Anecdotally, I've heard of two situations where employees left a business to
start their own business directly competing with former employer, in both
cases the former employer initiated legal action. In both cases they ended up
with viable businesses after a year or two of legal battles. So if you're
thinking of doing this, might be worth getting legal advice first.

If you're given a new contract to sign with non competes etc you can always
try striking out the clauses you don't like then see what the other party
does. This probably isn't a winning move if you really need the work but if
you have other options and can afford to walk away it gives you a bit more
flexibility to ask for better terms, many things are often negotiable.

------
sloaken
Most non competes are more psychological than actual. When challenged they
usually do nothing. When they go to court they usually fail. One of the big
rulings is the non-compete cannot prevent you from working in your field.
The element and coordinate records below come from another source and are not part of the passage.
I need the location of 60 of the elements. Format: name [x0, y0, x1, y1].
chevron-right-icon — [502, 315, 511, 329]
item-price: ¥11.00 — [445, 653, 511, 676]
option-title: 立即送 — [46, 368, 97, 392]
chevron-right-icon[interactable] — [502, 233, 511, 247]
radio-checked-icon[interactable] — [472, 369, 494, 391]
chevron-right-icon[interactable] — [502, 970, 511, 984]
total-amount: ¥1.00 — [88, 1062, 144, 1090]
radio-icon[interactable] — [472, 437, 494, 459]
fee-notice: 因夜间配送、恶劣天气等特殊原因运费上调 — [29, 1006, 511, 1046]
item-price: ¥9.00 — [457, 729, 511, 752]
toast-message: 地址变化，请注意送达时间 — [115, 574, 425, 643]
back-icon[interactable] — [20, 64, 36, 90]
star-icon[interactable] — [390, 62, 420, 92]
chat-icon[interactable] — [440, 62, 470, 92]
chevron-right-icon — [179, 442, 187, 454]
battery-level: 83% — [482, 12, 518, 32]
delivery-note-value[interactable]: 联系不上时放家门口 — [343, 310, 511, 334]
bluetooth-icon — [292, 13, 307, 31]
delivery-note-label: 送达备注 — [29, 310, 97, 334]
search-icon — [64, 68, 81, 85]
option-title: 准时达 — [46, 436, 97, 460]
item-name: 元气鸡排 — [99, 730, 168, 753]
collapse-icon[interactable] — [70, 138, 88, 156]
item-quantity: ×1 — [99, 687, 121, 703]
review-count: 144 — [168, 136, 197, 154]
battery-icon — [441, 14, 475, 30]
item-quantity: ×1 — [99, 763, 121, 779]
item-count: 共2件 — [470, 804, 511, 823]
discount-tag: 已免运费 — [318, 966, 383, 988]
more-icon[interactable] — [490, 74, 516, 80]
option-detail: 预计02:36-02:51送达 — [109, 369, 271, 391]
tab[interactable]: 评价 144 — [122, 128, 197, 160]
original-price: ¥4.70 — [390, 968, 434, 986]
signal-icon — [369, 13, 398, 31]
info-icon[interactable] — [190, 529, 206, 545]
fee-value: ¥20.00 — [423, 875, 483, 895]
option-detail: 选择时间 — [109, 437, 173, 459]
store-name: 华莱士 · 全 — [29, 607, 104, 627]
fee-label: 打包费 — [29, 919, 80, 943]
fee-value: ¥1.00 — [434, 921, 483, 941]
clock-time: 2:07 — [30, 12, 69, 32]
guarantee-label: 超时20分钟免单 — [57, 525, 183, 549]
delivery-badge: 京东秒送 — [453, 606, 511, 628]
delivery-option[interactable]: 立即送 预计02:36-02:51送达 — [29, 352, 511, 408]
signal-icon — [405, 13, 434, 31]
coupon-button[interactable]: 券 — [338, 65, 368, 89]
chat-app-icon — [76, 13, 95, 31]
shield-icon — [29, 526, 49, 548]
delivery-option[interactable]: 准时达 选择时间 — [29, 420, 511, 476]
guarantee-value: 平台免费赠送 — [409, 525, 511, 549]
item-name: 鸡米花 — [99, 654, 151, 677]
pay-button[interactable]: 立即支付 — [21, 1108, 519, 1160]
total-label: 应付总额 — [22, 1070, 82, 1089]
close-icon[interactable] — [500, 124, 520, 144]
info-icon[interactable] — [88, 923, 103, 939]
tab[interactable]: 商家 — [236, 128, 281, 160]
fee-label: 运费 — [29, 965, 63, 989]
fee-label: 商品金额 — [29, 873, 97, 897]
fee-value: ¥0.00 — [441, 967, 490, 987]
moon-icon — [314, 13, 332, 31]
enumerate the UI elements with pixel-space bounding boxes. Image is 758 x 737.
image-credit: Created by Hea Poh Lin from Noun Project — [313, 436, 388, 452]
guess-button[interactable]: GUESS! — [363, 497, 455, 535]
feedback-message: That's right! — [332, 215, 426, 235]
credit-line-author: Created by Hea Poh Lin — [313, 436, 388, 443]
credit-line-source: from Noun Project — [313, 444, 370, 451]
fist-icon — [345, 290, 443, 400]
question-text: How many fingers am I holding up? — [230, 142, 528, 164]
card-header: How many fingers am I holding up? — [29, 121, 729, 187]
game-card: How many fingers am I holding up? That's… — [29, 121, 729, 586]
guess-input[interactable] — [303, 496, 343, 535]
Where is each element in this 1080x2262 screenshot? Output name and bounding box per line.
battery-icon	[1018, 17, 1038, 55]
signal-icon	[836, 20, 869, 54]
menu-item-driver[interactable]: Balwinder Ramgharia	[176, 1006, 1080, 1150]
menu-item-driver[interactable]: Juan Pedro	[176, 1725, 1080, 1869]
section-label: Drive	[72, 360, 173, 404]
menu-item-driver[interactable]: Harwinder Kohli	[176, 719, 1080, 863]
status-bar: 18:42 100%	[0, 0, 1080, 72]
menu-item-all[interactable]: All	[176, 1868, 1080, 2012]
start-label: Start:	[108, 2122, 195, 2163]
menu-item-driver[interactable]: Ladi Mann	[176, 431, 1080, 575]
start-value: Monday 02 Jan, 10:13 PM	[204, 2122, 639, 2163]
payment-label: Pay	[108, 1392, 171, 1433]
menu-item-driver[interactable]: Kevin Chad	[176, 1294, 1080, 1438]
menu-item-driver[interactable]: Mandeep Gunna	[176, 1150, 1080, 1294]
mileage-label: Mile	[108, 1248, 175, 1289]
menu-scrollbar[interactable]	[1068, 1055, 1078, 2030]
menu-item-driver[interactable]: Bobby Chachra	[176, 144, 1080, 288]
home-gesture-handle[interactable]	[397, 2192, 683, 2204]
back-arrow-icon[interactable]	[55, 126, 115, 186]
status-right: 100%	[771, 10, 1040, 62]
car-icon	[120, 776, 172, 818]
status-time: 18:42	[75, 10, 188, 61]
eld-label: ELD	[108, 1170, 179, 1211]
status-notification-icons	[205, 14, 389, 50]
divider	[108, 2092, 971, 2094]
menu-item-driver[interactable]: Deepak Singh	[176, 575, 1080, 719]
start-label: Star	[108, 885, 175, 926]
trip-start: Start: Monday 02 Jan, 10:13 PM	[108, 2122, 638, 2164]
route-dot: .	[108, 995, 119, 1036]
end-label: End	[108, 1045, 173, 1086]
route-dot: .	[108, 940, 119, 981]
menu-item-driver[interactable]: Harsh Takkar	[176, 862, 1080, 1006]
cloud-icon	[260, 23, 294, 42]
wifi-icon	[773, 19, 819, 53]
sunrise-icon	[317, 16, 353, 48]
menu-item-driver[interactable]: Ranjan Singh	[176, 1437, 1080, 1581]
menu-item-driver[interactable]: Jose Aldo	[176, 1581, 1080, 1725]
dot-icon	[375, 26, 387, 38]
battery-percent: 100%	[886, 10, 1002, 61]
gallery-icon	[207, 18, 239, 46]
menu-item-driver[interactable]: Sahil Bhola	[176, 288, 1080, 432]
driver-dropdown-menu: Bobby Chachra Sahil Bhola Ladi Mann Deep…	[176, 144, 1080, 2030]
That said, if you were the lead designer at a company and held multiple
patents, and another company offered a lot of money because they wanted to
steal the secrets ... well that would go to court.

------
probinso
I got 10 years and as many companies. It's never been relevant to my career. I
know a bunch of people who moved from isilon to qumulo directly. They are
direct competitors and no non-compete was followed.

------
giantg2
Is there a sunset time on your's? Most of the noncompetes expire after a set
number of months or years. Even during that period you should be allowed to
work in the industry but maybe not on the exact same system for a competitor.

------
curuinor
... You could just move to California, too